Advertisement Slot Assignment on a Customized Dataset: Comparing Different Metaheuristic Algorithms
摘要
Assigning advertisements to available slots is a common challenge in digital marketing across many media platforms, including television, mobile, web, and digital streaming. Each ad slot is subject to capacity constraints, limiting the maximum number of ads it can accommodate at once. Additionally, conflict constraints prohibit certain ads from being placed together in the same slot, such as those from competing brands or due to the specific business rules.

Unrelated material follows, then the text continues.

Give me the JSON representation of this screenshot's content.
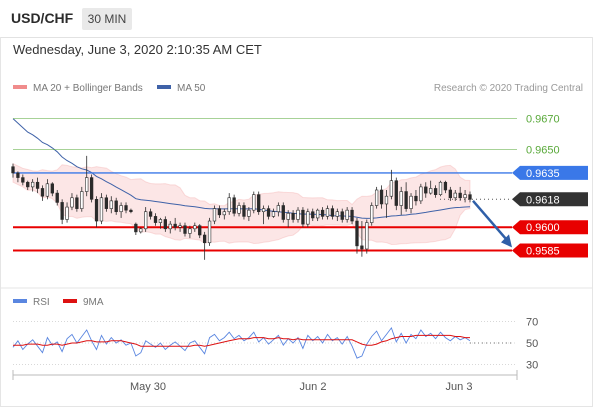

In this study, we have compared three approaches for solving this constrained ad-slot assignment problem: a simple Greedy method, a Genetic Algorithm (GA), and a Lion Pride New Genetic Algorithm (NGA). The greedy method quickly selects ads based on immediate profit but it often fails to satisfy the complex constraints optimally. The genetic algorithm addresses these constraints by simulating natural evolution, generating a population of solutions and refining them through crossover and mutation over iterations. The Lion Pride NGA enhances this further by dividing solutions into cooperative groups (prides), enabling localized constraint aware optimization and knowledge sharing between groups. Experiments demonstrate that for the variable scale problems, all methods perform adequately. However, as the number of ads, slots, and constraints increases, both GA and NGA outperform the greedy approach. Notably, NGA achieves superior constraint satisfaction and solution quality faster than GA, even in large or highly constrained environments. These results highlight the effectiveness of nature-inspired metaheuristics in navigating complex ad-slot assignment constraints, offering practical tools for real-world advertising platforms.